Aku tidak ingin kita berpisah. Kita masuk kelas ini bersama-sama, keluar kelas ini pun juga harus bersama-sama. Aku tidak ingin kita berpisah kelas atau apalah itu. Aku ingin kita membagi kenangan kita untuk tiga tahun ini. Aku menyayangi kalian semua.
.
.
MY CLASSROOM
Main cast:
Eren J., Armin A., Mikasa A., Jean K., Sasha B., Connie S., Reiner B., Bertholdt H., Annie L., Marco B., Historia R., Ymir., Carla J., Erwin S., Levi A.
Disclaimer :
SNK chara (c) Hajime Isayama.
But story is mine.
Warn! OOC, TYPO, friendship, shounen-ai.
I hope you enjoy this story~
.
.
.
.
"Aku benci masuk kelas ini, anak-anaknya terlalu rasis." Eren, pemuda bermata hijau zambrud mendengus kesal di meja kantin. Tangan kanannya memainkan sumpit untuk memakan ramen.

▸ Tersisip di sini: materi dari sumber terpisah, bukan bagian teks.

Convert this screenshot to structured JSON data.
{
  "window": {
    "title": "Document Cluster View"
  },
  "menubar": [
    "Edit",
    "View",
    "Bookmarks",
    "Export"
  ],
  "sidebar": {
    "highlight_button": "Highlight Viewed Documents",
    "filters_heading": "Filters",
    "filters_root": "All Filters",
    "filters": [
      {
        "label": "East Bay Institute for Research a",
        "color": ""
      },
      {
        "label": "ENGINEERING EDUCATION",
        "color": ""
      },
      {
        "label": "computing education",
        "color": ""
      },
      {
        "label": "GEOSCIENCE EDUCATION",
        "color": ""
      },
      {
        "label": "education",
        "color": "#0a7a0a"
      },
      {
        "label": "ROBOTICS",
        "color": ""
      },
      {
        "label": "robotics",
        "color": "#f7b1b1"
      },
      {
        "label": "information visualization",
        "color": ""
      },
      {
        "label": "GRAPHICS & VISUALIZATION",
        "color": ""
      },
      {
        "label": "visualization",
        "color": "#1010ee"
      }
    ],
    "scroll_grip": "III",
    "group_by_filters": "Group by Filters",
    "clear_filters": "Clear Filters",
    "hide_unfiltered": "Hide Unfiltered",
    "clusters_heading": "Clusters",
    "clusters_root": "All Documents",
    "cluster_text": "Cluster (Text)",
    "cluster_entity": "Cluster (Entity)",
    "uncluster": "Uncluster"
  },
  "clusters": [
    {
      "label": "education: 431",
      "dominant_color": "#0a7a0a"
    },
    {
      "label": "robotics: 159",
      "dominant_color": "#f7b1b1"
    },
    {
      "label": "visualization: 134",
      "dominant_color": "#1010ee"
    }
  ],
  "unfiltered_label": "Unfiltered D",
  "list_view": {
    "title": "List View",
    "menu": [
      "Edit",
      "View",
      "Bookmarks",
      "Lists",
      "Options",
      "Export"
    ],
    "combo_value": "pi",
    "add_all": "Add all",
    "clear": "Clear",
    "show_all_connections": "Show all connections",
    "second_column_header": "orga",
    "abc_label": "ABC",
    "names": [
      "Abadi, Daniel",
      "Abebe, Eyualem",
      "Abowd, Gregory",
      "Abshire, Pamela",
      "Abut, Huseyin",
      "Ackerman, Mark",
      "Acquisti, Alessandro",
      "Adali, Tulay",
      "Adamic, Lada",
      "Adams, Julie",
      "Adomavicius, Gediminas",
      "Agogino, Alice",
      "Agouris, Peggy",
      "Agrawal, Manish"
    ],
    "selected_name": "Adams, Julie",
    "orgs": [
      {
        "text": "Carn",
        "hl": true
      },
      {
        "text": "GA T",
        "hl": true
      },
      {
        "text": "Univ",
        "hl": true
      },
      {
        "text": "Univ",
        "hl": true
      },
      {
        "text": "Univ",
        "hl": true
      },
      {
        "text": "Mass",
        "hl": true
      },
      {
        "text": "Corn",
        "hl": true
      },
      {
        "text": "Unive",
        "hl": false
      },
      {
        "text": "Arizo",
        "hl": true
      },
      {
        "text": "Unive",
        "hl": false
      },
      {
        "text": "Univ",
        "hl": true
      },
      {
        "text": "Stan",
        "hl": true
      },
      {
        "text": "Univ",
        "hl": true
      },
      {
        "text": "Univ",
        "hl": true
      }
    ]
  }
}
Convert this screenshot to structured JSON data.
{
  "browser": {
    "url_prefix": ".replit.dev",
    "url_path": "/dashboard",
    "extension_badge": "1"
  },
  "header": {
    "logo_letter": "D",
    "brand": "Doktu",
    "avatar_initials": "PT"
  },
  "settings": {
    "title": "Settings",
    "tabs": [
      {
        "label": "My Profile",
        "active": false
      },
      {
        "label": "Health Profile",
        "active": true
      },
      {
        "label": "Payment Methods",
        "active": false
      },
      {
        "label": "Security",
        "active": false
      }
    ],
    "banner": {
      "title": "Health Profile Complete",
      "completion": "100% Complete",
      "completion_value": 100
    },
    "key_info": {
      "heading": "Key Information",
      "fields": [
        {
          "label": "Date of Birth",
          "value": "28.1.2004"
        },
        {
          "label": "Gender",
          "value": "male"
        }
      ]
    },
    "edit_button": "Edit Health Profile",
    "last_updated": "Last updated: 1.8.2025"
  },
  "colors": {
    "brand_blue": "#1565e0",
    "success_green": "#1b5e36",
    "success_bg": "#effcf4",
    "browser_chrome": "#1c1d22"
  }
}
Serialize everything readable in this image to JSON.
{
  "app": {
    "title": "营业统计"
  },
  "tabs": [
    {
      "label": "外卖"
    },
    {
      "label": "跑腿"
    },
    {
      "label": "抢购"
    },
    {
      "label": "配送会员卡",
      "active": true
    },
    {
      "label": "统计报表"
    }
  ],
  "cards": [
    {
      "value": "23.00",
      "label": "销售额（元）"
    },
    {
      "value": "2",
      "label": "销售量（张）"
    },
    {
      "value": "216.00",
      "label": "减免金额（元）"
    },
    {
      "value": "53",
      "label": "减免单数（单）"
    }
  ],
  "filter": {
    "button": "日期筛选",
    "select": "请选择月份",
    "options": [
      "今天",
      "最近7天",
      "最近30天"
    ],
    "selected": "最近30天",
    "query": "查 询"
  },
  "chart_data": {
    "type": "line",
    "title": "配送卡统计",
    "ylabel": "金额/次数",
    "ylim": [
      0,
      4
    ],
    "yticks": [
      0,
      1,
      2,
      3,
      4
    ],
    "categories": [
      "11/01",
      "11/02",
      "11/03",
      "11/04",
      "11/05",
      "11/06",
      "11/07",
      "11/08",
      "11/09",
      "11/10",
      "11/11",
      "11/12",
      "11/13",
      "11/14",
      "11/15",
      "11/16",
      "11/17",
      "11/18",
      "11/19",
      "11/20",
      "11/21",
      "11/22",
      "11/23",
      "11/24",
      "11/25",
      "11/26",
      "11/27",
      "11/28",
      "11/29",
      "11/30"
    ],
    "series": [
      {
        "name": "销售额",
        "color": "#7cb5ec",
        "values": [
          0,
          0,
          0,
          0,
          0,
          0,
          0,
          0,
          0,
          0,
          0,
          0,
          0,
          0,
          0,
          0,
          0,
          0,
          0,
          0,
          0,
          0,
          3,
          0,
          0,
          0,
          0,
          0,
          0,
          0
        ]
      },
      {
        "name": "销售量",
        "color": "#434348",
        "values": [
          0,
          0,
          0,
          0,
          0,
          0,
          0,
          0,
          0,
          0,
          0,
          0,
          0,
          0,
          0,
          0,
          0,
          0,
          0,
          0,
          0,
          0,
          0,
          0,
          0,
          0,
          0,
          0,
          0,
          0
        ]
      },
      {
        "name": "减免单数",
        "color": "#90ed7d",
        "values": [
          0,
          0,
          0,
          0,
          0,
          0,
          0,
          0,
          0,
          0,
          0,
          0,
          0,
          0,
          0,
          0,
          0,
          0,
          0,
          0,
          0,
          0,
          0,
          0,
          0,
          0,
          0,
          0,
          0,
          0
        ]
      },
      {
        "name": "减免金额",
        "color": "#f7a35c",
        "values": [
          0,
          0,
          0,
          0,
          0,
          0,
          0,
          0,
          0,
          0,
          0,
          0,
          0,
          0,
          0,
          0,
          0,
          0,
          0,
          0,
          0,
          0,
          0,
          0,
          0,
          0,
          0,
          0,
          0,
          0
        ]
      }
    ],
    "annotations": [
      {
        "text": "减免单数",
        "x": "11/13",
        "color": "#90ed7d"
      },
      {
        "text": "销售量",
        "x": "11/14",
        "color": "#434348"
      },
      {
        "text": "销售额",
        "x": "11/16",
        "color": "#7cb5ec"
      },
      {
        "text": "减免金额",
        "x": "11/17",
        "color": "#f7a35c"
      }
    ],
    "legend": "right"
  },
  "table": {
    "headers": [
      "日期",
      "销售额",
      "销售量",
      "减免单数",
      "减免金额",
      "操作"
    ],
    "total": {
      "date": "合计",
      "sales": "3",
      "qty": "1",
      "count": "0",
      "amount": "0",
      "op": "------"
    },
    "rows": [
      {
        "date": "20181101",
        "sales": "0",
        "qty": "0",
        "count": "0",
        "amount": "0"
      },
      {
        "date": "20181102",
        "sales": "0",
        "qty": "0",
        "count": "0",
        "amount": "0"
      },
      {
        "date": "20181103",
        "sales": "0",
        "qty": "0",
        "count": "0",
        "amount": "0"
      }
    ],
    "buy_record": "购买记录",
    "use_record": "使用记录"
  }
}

"Kenapa kau berpikir seperti itu, Eren?" Armin mulai bertanya pada pemuda yang masih kesal di hadapannya.
"Apa kau tidak sadar? Di kelas kita mereka bermain secara kelompok! Ah, aku sungguh tidak menyukainya." bocah brunette itu mulai menyeruput minuman yang ia pesan dengan perasaan kesal.
"Ya, aku juga merasa mereka selalu bermain dengan kelompok masing-masing. Seperti Jean dengan Sasha dan Connie, lalu Historia yang selalu bersama Ymir, Reiner yang selalu bersama Bertholdt dan Marco, dan Annie yang selalu sendiri." bocah pirang kini mulai merenung sambil menatap ramen nya yang mulai mengembang.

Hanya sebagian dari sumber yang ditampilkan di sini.